“Deutschland hat wieder eine Führerpartei, und alle laufen ihr nach. Das Bündnis Sahra Wagenknecht gab es vor einem Jahr noch gar nicht, heute sitzt es in drei Landtagen und demnächst vielleicht in drei ostdeutschen Landesregierungen. Parteiführerin Sahra Wagenknecht sitzt fast jeden Abend im Fernsehen und erklärt den Deutschen die Welt.
Das BSW ist nach eigenem Bekunden ‘für Vernunft und Gerechtigkeit’. Wieso wird betont, man sei für Vernunft? Man ist ja auch nicht für Hirntätigkeit und Stuhlgang, man denkt und scheißt einfach. Wer sagt, er sei ‘für Vernunft’, will Zweifel ausräumen. Das BSW gründet, wie der Name schon sagt, auf Personenkult, das ist weder vernünftig noch gerecht.
Der letzte deutsche Politiker, der das Wort ‘Vernunft’ politisch einsetzte, war Erich Honecker, DDR-Regierungschef bis 1989. Eine ‘Koalition der Vernunft’ strebte er mit der Bundesrepublik Deutschland an – eine Vereinbarung, mit der die DDR ihre Interessen ohne Gegenleistung durchsetzt. Diese Art von ‘Vernunft’ – wir einigen uns auf meine Forderungen – entspricht der, die Russlands Präsident Wladimir Putin derzeit gegenüber der Ukraine vorbringt, mit deutlich mehr Nachdruck; und Putin nachzugeben, ist Wagenknechts Hauptanliegen.
Die größten politischen Schnittmengen hat das BSW mit der AfD: Feindseligkeit gegenüber Flüchtlingen, Sympathie für Putin, Wunsch nach einer Allianz ‘souveräner’ europäischer Staaten gegen die USA. Wäre der Begriff nicht verbraucht, könnte man Wagenknecht als nationale Sozialistin bezeichnen. …
Sahra Wagenknecht ist Deutschlands Nigel Farage: eine Konservative im subversiven Gewand, die sich als Irrlicht inszeniert, um die Gegenwart rückgängig zu machen. Als Personen trennen sie Welten – die stocksteife Wagenknecht ist anders als der leutselige Farage eine fürchterliche Rednerin und hat keinen Humor – aber beide verfolgen eine zerstörerische Agenda, die alle vergiftet, die sich darauf einlassen. …
Für Wagenknecht ist die Westbindung Gesamtdeutschlands nach der Wiedervereinigung 1990 die Wurzel allen Übels. … Auch das BSW ist keine normale Partei.

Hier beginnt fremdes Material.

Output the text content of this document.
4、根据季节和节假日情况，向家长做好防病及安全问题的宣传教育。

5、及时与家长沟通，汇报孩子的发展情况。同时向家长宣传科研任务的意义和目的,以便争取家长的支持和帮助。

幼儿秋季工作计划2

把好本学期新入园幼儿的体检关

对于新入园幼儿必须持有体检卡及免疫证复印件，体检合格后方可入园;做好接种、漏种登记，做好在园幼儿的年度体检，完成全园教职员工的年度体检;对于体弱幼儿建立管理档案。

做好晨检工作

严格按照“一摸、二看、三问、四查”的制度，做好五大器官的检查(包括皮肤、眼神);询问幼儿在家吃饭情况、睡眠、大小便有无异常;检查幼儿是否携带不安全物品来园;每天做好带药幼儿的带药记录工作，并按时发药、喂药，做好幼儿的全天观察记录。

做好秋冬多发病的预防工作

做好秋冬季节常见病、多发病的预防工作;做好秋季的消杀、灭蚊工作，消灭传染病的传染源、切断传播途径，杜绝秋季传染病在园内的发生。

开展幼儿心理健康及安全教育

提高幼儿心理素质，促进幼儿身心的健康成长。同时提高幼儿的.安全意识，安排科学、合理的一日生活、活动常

Ihre wenigen Mitglieder sind von Wagenknecht handverlesen, in Sachsen sind es derzeit rund 70, in Thüringen und Brandenburg unter 50. Die sitzen demnächst alle in den Landtagen als Abgeordnete und Mitarbeiter. Es ist keine Partei, es ist ein elitärer Klub.
Die angestrebte Läuterung beginnt für Farage mit dem Brexit, für Wagenknecht in einem Schulterschluss mit Moskau als erster Schritt zur mindestens mentalen Rückabwicklung der Wiedervereinigung. Deswegen stellt sie in den Sondierungen vor allem außen- und verteidigungspolitische Forderungen. Landespolitik ist ihr egal. Es geht ihr um die Sprengung des deutschen Nachwendekonsenses von 1990; am liebsten würde sie aus Deutschland eine große DDR machen.
Keine demokratische Kraft kann sich darauf ernsthaft einlassen. … Die Devise muss lauten: keine Zusammenarbeit mit AfD und BSW. Kein Fußbreit den Faschisten oder den Stalinisten.
Und wenn es anders keine Mehrheiten gibt? Dann gibt es eben keine Mehrheiten. Stabile Mehrheiten gibt es mit einem BSW, das bei jeder Gelegenheit den Partner erpressen könnte, sowieso nicht. Es sind auch keine anderen Mehrheiten in Sicht, wie der Thüringer Landtag gerade eindrucksvoll beweist. Die demokratischen Kräfte in allen drei Bundesländern müssen sich treu bleiben, sich nicht kompromittieren und direkt auf vorgezogene Neuwahlen setzen, bei denen sie sich diesmal besser aufstellen. Alles andere ist politischer Selbstmord.”
aus: Dominic Johnson: Gegen die Bundesrepublik, taz online, 28.9.24, im Internet.